Predominantly, the advice right off the board -- whether it was from my mother or a teacher or a professional of some kind -- was stay true to myself. No matter what you do, be true to who you are. I really heeded that advice and was grateful for it. During your final semester at AMDA, you have to come up with a six-month plan. In that meeting, a teacher said, "Always know how you're going to pay your rent." Because a home -- a safe place you know you can always go back to, a roof over your head, [where] you can go cook a hot meal -- that would be the most important thing in a city where everything is happening around you. Having a calm center in the universe is the most important thing in the world.

Tell me about your journey of self-discovery growing up in Ithaca, N.Y.
Ithaca is sort of a populated and diverse area. There's a wide spectrum of people living there. In that sense it was a wonderful place to grow up because it was a microcosm -- ultimately, I would learn -- of New York City. That being said, there is certainly violence anywhere, and I don't mean just physical violence, but emotional violence. I was gender-nonconforming in high school in terms of the way I dressed, the way I styled my hair, things like that [and] I probably had an easier time because I was living in Ithaca than, say, if I was living in a town where there was nobody else who looked like me.

Once you made the move to New York City you had your first big break, right?
I moved to New York after high school. After I graduated [college] I spent time working, trying to pay my rent, and ultimately I went back to Ithaca to finish a Meisner training program at the Actor's Workshop of Ithaca. I spent some time there doing some theater, and at that point I realized I was ready to come back to New York City and I auditioned for the Flea Theater in downtown, and I was cast [as] Lucifer. I think I might refer to Orange Is the New Black as my "break" as we think of it. But having come back to New York to audition for that theater company and achieving that, for me it felt like my break. It felt right.

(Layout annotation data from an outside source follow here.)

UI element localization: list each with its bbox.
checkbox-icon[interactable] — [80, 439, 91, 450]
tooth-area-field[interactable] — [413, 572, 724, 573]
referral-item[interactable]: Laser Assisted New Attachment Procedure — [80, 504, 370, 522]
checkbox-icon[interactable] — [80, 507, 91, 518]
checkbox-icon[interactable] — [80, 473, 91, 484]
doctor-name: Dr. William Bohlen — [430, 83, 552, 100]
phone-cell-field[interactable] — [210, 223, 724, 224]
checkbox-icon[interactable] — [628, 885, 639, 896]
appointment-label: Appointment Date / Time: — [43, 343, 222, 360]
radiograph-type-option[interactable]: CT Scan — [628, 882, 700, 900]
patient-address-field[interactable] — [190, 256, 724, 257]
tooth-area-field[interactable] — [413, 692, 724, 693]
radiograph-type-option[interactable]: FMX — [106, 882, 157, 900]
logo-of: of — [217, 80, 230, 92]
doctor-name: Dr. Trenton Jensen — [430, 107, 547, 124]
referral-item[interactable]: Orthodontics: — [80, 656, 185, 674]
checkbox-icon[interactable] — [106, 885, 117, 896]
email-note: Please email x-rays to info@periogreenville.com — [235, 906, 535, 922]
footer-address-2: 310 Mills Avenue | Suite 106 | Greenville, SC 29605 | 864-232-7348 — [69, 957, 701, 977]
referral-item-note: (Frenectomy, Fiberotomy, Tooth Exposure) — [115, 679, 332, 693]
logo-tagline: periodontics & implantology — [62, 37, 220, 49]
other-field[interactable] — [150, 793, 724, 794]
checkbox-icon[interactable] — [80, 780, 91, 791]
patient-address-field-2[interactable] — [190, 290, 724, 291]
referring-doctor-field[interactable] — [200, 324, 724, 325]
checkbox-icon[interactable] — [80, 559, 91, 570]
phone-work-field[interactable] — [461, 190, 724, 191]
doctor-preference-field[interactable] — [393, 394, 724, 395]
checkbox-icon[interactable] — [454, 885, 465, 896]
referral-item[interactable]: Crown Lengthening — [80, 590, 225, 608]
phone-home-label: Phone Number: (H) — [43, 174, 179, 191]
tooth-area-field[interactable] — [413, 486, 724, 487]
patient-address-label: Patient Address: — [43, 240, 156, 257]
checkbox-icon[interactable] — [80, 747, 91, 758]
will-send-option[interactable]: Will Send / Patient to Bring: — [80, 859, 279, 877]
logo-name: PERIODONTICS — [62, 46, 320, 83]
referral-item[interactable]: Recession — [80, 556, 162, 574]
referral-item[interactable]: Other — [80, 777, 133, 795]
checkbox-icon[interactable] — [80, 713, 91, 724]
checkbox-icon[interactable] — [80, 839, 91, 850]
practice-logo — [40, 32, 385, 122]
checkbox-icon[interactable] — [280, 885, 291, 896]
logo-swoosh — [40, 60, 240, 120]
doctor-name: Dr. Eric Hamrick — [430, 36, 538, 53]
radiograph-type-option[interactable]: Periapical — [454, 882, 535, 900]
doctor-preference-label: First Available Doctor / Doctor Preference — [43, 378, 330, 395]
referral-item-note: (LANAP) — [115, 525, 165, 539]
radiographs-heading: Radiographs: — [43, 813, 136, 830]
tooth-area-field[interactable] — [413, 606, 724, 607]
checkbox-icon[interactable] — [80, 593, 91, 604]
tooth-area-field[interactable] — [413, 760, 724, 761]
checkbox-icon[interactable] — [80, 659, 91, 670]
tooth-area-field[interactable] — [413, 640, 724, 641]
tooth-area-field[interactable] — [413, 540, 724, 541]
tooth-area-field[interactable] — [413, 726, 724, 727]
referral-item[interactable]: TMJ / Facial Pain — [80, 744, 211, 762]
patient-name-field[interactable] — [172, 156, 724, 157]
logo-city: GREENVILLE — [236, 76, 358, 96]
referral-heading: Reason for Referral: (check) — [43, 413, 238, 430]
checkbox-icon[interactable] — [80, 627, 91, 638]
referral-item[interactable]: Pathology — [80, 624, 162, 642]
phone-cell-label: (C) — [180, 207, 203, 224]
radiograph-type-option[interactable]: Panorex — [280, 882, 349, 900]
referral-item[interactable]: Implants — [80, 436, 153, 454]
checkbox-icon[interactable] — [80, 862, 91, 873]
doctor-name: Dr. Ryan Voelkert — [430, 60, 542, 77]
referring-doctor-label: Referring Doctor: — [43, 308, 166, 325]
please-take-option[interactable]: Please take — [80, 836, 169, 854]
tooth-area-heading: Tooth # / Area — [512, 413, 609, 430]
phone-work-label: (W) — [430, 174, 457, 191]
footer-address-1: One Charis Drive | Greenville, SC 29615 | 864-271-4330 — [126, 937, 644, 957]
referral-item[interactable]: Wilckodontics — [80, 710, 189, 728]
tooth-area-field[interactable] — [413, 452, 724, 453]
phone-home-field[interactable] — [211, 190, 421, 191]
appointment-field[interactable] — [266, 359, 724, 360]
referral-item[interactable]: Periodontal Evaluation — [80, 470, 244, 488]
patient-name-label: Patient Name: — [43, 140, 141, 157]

Taylor on Billions is unique because they're one of the first nonbinary-gender characters on TV. Could a role like this have been available 10 or 20 years ago?
I can only speculate. Yes, there is a lot more visibility and there is a lot more understanding. We still have a long way to go. If a role like this had been on a major television series 20 years ago, my guess is that it would have been a story like a lot of the stories we've seen. A story that focuses on the person's gender identity as the main focal point of the story, that didn't create a fully fleshed-out character, and ultimately you see them having a horrible experience dealing with their gender identity and being rejected by family and friends. I feel like those are a lot of the narratives that I grew up with in the media regarding anyone who had a different sexual orientation or who was gender-nonconforming or different. That's what I admire so much about where we are as a culture and about Showtime in particular. The character of Taylor, their gender identity is just a small part that makes up the fleshed-out character they are, which is why I'm so excited to play the part.


Credit: Shirin Tinati

Has being on television affected your dating life?
Dating has never been something I've done. It's never been a part of my life. Having said that, I would say in my experience, in terms of hitting on people or being hit on, it's similar to what happens when I walk into an audition room. I'm the first person they encounter that looks like me. It's about communication and questions. I don't think there's ever been a time when I've been rejected in a derogatory way. It's more been like, "Oh, OK, we're just not vibing."